Изменить размер шрифта - +
Они обладают кра­сотой — не только внешней. Они светятся из­нутри.

— Это свет благородной души — прошеп­тала Лаура.

— Счастлив тот смертный, кто покорит сердце Сидхе. Даже если ему придется оста­вить тот мир, который ему знаком.

Лаура подняла глаза на Фиону.

— Что вы хотите этим сказать — «если ему придется оставить тот мир, который ему знаком»?

— Сидхе живут в Тир-На-Ног, Земле Вечно Молодых. Тот, кто пересечет границу их царст­ва, навечно остается таким, каким был в тот день, когда покинул мир смертных людей. Но он должен оставаться там, чтобы не чувство­вать холодной руки времени.

Она знала, что Фиона говорит правду, бла­годаря своим снам, где они с Коннором столь­ко лет встречались в зачарованной долине. Са­мая сущность этого места манила ее к себе, обещая защищать ее, лелеять ее целую веч­ность, если только она оставит тот мир, кото­рый знала.

— Правда. — Фиона подняла свой талис­ман и стала всматриваться в золотистый ян­тарь, пылающий огнем в солнечном свете. — Я не думаю, что в легендах говорится все, что нужно знать о Сияющих.

— Как вы думаете, он вернется? — про­шептала Лаура.

— Вряд ли, мисс. Сидхе предпочитают жить среди своего народа, где они свободно могут использовать свой дар, не опасаясь угроз смертных, которые из страха могут убить их.

Холодная рука сжала сердце Лауры, когда она поняла, что больше никогда не увидит лицо Коннора. Он ушел. И винить ей остава­лось только себя.

Она сама заперла себя в клетку, прутья которой выкованы из приличий и скреплены предрассудками. Она держала в руках счастье и сама уничтожила его, расколов, как кри­сталл, брошенный о камень.

Но она все еще сомневалась, что нашла бы в себе смелость войти в царство Коннора, покинуть мир, который был ей известен, даже если бы она не уничтожила возможность жить вместе с ним.

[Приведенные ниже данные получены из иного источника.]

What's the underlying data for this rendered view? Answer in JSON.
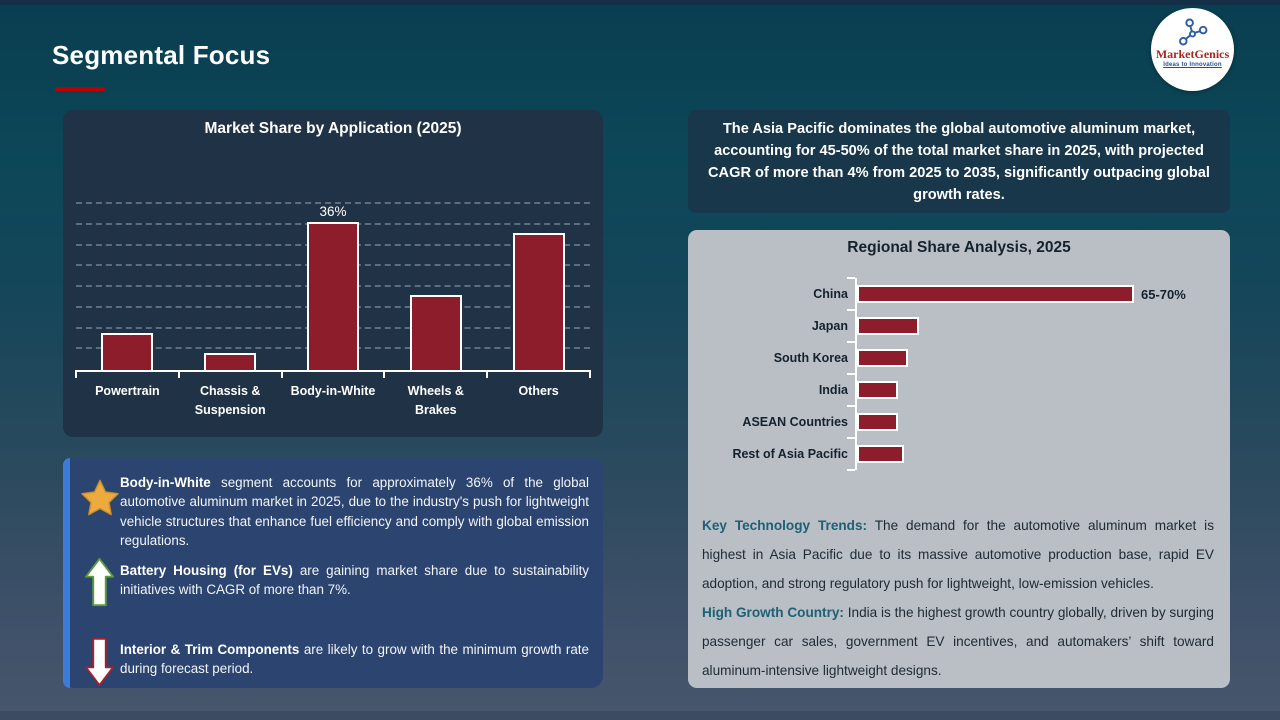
{
  "slide": {
    "title": "Segmental Focus"
  },
  "logo": {
    "name": "MarketGenics",
    "tagline": "Ideas to Innovation"
  },
  "callout": {
    "text": "The Asia Pacific dominates the global automotive aluminum market, accounting for 45-50% of the total market share in 2025, with projected CAGR of more than 4% from 2025 to 2035, significantly outpacing global growth rates."
  },
  "chart_data": [
    {
      "type": "bar",
      "title": "Market Share by Application (2025)",
      "categories": [
        "Powertrain",
        "Chassis & Suspension",
        "Body-in-White",
        "Wheels & Brakes",
        "Others"
      ],
      "values": [
        9,
        4,
        36,
        18,
        33
      ],
      "unit": "%",
      "data_labels": [
        "",
        "",
        "36%",
        "",
        ""
      ],
      "xlabel": "",
      "ylabel": "",
      "ylim": [
        0,
        40
      ],
      "gridlines": "horizontal dashed every 5%",
      "legend": "none",
      "bar_color": "#8E1D2C"
    },
    {
      "type": "bar",
      "orientation": "horizontal",
      "title": "Regional Share Analysis, 2025",
      "categories": [
        "China",
        "Japan",
        "South Korea",
        "India",
        "ASEAN Countries",
        "Rest of Asia Pacific"
      ],
      "values": [
        67.5,
        15,
        12.5,
        10,
        10,
        11.5
      ],
      "unit": "% (values estimated from bar lengths)",
      "data_labels": [
        "65-70%",
        "",
        "",
        "",
        "",
        ""
      ],
      "xlim": [
        0,
        70
      ],
      "gridlines": "none",
      "legend": "none",
      "bar_color": "#8E1D2C"
    }
  ],
  "highlights": {
    "items": [
      {
        "icon": "star-icon",
        "lead": "Body-in-White",
        "text": "segment accounts for approximately 36% of the global automotive aluminum market in 2025, due to the industry's push for lightweight vehicle structures that enhance fuel efficiency and comply with global emission regulations."
      },
      {
        "icon": "arrow-up-icon",
        "lead": "Battery Housing (for EVs)",
        "text": "are gaining market share due to sustainability initiatives with CAGR of more than 7%."
      },
      {
        "icon": "arrow-down-icon",
        "lead": "Interior & Trim Components",
        "text": "are likely to grow with the minimum growth rate during forecast period."
      }
    ]
  },
  "insights": [
    {
      "lead": "Key Technology Trends:",
      "text": "The demand for the automotive aluminum market is highest in Asia Pacific due to its massive automotive production base, rapid EV adoption, and strong regulatory push for lightweight, low-emission vehicles."
    },
    {
      "lead": "High Growth Country:",
      "text": "India is the highest growth country globally, driven by surging passenger car sales, government EV incentives, and automakers’ shift toward aluminum-intensive lightweight designs."
    }
  ],
  "colors": {
    "bar": "#8E1D2C",
    "bar_border": "#FFFFFF",
    "title_underline_red": "#C00000",
    "chart_panel_navy": "#203346",
    "callout_navy": "#18374A",
    "regional_panel_gray": "#BABFC6",
    "highlight_box_blue": "#2B4470",
    "highlight_stripe_blue": "#3D7CD8",
    "insight_lead_teal": "#1E6075",
    "star_gold": "#EDAA3F",
    "arrow_up_green": "#5B9B3C",
    "arrow_down_red": "#9C2433",
    "logo_name_red": "#A3291F",
    "logo_tagline_blue": "#1F4E9C"
  }
}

Она закрыла глаза, поглощенная воспоминаниями о Конноре. Воспоминания — вот что у нее осталось, вот чего она заслуживала.

 

Глава 28

 

Волны бились о грубые скалы утесов Мохе­ра, поднимая в воздух тучи брызг. Коннор стоял на краю утеса, как узник перед прутьями своей клетки. Когда он три недели назад вер­нулся в Эрин, Эйслинг особым заклинанием ограничила свободу его передвижения остро­вом, лишив его возможности пользоваться своим медальоном; он больше не мог открыть врата времени.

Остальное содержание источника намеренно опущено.